Hippocrates’ environmental medicine was the culmination of this effort. Hippocrates did not neglect the methods of experimentation and observation, but because he was a rationalist who sought to elevate a simple factual experience into a scientific experience in theory and how to reasonably organize it.
In ancient Greece, medicine was not a profession unlike it is today. Doctors didn’t have to have a legally certified license to treat patients, and anyone could treat them.
He was in a kind of rivalry with the doctors of the day. In a situation where the status of a professional doctor is faltering, doctors say, “There’s something like medicine. And by highlighting that it’s a technology that implies true technology and function and science, it’s a technology that makes itself unprofessional.
Hippocrates led health care from superstition to science
Hippocrates was one of them, and the first element of Hippocratic rationalism was complete
independence from superstition and magic. He rejected their impure intentions without harming the religious sentiment of the time about the divine.
Under the guise of ignorance of the divine and rejecting all shamanistic attempts to understand the disease, we were able to firmly establish the naturalistic basis of medicine, and the second element was the principle of increasing methodological rigor, and he made active use of theoretical knowledge of the human body and nature as a disease. It’s wind and wind.
In Climate science, I asked them to learn things like astronomy in advance. Hippocrates actively accepted this higher science as the basis and the basis for the rigor of medicine, by securing the discipline of the human body and increasing the rigor of medical explanation and observation from it.
The end of the rational element of Hippocrates’ medicine is the principle of maximizing theoretical efficiency for the diagnosis and treatment of diseases, and one of Hippocrates’s responsibilities as a physician is to predict what will come from the insights from the rational factors listed above: In ancient Greece, medicine was not a professional profession, unlike today.
Doctors didn’t have to have legal qualifications for treatment, He was in a kind of competition with the doctors at the time. And by highlighting that it’s a technology that implies true technology and function and science, it can make itself unprofessional.
I naturally felt the need to differentiate myself from non-scientific doctors. Hippocrates was one of those people. The first element of Hippocrates’ rationalism was complete independence from superstition and magic.
That didn’t mean he completely ruled out the divine. He criticized the cult doctors’ profanities against the gods and rejected their impure intentions.

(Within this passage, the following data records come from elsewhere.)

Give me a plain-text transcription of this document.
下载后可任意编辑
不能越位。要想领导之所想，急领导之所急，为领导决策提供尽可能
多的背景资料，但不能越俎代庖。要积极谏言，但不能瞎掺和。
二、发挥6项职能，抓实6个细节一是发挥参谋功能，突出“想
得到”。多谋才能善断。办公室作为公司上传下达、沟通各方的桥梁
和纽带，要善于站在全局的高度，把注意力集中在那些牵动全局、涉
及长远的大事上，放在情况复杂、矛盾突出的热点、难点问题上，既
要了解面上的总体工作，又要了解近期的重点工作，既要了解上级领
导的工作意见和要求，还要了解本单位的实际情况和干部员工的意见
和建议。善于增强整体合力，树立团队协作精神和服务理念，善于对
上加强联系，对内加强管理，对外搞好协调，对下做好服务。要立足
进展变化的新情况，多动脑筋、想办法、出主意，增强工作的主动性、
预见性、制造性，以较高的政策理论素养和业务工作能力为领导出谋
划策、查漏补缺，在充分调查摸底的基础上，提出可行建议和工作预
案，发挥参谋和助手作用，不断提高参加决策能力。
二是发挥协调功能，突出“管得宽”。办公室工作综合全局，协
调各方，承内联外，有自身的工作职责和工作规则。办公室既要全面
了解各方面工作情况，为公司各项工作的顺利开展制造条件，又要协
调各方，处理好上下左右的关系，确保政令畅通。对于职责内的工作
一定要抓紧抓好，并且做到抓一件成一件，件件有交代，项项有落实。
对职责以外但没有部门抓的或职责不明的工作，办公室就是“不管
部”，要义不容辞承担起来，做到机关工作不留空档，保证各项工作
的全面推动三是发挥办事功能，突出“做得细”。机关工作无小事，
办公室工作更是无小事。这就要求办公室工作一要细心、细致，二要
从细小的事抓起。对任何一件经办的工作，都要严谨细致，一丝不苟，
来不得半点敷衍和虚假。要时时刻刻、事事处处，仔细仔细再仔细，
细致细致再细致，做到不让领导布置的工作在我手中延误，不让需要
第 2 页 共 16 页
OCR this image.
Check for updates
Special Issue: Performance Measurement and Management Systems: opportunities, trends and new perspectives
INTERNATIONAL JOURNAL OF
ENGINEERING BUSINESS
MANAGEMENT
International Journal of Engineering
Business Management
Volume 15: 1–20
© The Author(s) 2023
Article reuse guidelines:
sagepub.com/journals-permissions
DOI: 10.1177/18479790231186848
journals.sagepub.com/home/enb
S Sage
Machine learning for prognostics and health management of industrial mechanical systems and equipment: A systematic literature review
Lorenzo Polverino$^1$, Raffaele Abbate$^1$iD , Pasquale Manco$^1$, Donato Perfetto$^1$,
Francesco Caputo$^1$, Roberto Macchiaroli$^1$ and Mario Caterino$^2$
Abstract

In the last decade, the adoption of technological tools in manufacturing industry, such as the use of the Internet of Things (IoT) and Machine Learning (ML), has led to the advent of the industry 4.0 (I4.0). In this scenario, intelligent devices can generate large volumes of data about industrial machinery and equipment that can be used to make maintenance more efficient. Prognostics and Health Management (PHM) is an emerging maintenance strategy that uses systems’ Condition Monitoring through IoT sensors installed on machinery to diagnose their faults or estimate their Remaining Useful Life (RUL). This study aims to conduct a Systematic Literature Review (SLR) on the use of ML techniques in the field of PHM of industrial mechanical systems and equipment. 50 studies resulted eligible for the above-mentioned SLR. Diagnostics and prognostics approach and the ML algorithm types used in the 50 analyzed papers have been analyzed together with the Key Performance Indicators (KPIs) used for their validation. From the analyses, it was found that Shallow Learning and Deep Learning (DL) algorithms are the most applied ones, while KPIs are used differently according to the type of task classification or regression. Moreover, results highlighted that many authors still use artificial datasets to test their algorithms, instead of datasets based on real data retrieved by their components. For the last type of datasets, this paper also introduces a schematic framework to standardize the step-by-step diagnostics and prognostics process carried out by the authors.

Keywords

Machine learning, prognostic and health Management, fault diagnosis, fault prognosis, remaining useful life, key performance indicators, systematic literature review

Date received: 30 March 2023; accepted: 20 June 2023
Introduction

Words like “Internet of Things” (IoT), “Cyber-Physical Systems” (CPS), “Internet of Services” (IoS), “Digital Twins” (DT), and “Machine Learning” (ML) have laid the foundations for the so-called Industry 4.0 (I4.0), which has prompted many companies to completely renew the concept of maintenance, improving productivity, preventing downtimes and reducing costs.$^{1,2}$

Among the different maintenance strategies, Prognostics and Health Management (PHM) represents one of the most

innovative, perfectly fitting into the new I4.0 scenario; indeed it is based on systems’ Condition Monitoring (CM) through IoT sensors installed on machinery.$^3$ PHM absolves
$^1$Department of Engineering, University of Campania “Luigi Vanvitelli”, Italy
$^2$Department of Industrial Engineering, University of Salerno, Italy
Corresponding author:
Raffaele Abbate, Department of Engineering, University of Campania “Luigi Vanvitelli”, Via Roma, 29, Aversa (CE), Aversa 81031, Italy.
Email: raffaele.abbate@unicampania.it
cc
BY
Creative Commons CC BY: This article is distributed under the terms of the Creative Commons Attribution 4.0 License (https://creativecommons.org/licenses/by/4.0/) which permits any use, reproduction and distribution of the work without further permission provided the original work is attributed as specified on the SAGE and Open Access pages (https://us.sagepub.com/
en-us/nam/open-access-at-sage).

He was able to firmly establish the naturalistic basis of medicine without harming the religious sentiment of the divine, but by rejecting all naturalistic attempts to understand the disease under the guise of ignorance of the divine.

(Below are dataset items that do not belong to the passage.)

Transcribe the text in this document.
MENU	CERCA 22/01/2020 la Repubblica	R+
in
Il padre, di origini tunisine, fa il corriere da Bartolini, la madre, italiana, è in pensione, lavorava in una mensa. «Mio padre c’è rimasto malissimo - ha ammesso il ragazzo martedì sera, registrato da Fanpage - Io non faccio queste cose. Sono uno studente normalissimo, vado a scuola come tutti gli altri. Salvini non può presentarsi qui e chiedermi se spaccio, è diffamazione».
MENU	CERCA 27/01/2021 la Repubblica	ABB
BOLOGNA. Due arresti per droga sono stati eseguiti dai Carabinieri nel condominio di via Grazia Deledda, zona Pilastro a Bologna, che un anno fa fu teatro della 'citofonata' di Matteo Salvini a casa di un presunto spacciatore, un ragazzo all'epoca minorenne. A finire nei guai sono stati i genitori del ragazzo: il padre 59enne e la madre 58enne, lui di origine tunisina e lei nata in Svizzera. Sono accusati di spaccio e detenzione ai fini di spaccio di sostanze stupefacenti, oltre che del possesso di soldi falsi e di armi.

The second factor is the principle of increasing the technicality of the method. He actively used his theoretical knowledge of the human body and nature to explain diseases.
He asked us to study human-related subjects such as geology, politics, climatology, and astronomy in advance when dealing with patients, and he actively introduced the achievements of these studies into clinical treatment. Hippocrates actively accepts this higher science as the foundation and basis for the rigor of medicine.
He believed that the human body could establish the science of medicine by securing a methodology and increasing the rigor of medical explanation and observation. The last of the rationalistic elements of Hippocrates’ medicine is the principle of maximizing theoretical efficiency for the diagnosis and treatment of diseases.
One of Hippocrates’ responsibilities as a doctor is to predict what will happen with the insights gained from the aforementioned rationalistic elements.